The evolution of jaws in early vertebrates was an extremely significant innovation. The fossil record shows that the earliest jawed fish were around at the start of the Devonian Period, just over 400 million years ago. Prior to that, all fish were jawless, much like the hagfish and lampreys of today. Jaws allowed vertebrates to exploit a wide range of food sources, and to become formidable predators.
However, a research team led by the University of Bristol has shown that fish with the earliest jaws were stuck in a compromise between maximizing the strength of their jaws and their bite speed. Big, strong jaws would enable the fish to handle sizeable prey, but the weight of these jaws would make lightning-speed reactions impossible. It seems that, irrespective of the particular way in which early fish species evolved to use their jaws, they were always faced with this same trade-off.
Jaws evolved from the gill arches of jawless fish; these structures supported the gills of early fish and therefore had more of a gaseous exchange function. In fact, the original selective advantage gained by fish with jaws was probably related to increased efficiency in gaseous exchange, rather than to feeding. However, the advantages of jaws for feeding would soon have made this their primary function. All vertebrate jaws, including the human jaw, evolved from the early fish jaw plan.
The new study, which is published in the journal Science Advances, investigates how a breathing structure came to be a successful biting structure and what constraints there were on this evolutionary change. The researchers collected data on the shapes of the earliest fossil jaws and developed mathematical models to characterize them. They then imagined the range of theoretical jaw forms that early fish might have exploited, and ran these through the model in order to characterize them and compare them to the actual fossil jaws.
Previous research had identified that the jaws in early fish fossils are rather similar, showing little of the diversification and radiation that evolutionary biologists might have expected for such a useful innovation. However, when the researchers tested all the different jaw shapes (both actual and theoretical) for their strength (how likely they were to break) and speed (how efficiently they could be opened and closed), they found that the jaws of early fish represented an optimal trade-off between these two factors. They had already reached this state of optimal compromise early on in evolutionary history.
The researchers say their results show that many fish taxa have independently evolved similar jaw morphologies that represent a compromise between strength and snappiness, and that this is evidence for a widespread convergence in jaw shape. Since this optimality was achieved very early in jaw evolution, they feel this supports the idea that early jaws were soon adopted for a predatory function, which would have required both speed and strength.
Some fish groups appear to have evolved away from this optimum balance between strength and speed over time, perhaps as a result of specializing in slower prey or prey that are smaller or weaker. For example, feeding on plankton by filtering the water would not require optimum strength in the jaws.
“Jaws are an extremely important feature to gnathostomes – or jaw-mouths. They are not only extremely widespread, but almost all creatures that have them, use them in the same way – to grab food and process it. That’s more than can be said for an arm or a foot or a tail, which can be used for all sorts of things,” said study lead author William Deakin, who is a PhD student at the University of Bristol.

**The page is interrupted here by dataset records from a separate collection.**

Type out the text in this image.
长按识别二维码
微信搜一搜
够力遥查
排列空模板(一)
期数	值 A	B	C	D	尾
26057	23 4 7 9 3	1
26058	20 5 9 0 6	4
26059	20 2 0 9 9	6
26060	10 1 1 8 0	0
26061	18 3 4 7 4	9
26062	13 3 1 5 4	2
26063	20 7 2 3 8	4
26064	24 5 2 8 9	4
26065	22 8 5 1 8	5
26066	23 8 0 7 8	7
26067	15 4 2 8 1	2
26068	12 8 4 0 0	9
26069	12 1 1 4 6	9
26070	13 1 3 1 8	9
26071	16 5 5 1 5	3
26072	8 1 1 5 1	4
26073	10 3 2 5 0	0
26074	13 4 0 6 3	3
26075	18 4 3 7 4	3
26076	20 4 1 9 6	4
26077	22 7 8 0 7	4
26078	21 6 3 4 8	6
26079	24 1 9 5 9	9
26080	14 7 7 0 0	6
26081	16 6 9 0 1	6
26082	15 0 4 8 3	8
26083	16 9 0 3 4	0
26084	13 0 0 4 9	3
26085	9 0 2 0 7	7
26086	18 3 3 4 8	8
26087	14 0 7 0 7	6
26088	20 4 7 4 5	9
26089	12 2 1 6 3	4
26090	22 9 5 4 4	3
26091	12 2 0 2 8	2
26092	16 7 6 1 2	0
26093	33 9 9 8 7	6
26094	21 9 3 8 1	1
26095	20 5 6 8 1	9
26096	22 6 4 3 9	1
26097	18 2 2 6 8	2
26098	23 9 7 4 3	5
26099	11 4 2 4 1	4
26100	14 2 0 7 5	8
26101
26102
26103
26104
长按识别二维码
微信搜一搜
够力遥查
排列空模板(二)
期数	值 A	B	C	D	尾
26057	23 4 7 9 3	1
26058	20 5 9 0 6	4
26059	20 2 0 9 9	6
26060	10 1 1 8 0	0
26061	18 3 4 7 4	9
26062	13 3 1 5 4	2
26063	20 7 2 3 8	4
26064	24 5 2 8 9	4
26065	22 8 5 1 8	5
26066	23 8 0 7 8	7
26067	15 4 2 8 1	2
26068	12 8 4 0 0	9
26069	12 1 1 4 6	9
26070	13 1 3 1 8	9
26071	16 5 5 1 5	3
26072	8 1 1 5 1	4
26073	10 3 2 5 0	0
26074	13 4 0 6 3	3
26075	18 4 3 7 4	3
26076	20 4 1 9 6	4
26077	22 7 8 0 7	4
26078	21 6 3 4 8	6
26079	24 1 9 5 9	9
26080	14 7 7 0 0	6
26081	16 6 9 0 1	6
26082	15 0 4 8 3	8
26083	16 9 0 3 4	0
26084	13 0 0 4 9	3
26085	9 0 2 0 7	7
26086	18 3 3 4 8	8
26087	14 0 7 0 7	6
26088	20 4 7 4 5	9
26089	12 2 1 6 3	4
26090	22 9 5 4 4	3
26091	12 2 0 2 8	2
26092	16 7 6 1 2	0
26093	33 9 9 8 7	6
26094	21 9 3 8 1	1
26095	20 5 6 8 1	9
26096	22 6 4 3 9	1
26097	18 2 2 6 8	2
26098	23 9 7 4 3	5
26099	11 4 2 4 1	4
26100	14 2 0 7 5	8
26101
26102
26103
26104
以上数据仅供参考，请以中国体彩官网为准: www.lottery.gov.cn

“This makes jaws extremely useful to anyone studying the evolution of function. Very different jaws from very different animals can be tested in similar ways. Here we have shown that studies on a large variety of jaws, using theoretical morphology and adaptive landscapes to capture their variety in function, can help shed some light on evolutionary questions.”
According to study co-author Professor Philip Donoghue, the earliest jawed vertebrates have jaws in all shapes and sizes, long thought to reflect adaptation to different functions. “Our study shows that most of this variation was equally optimal for strength and speed, making for fearsome predators.”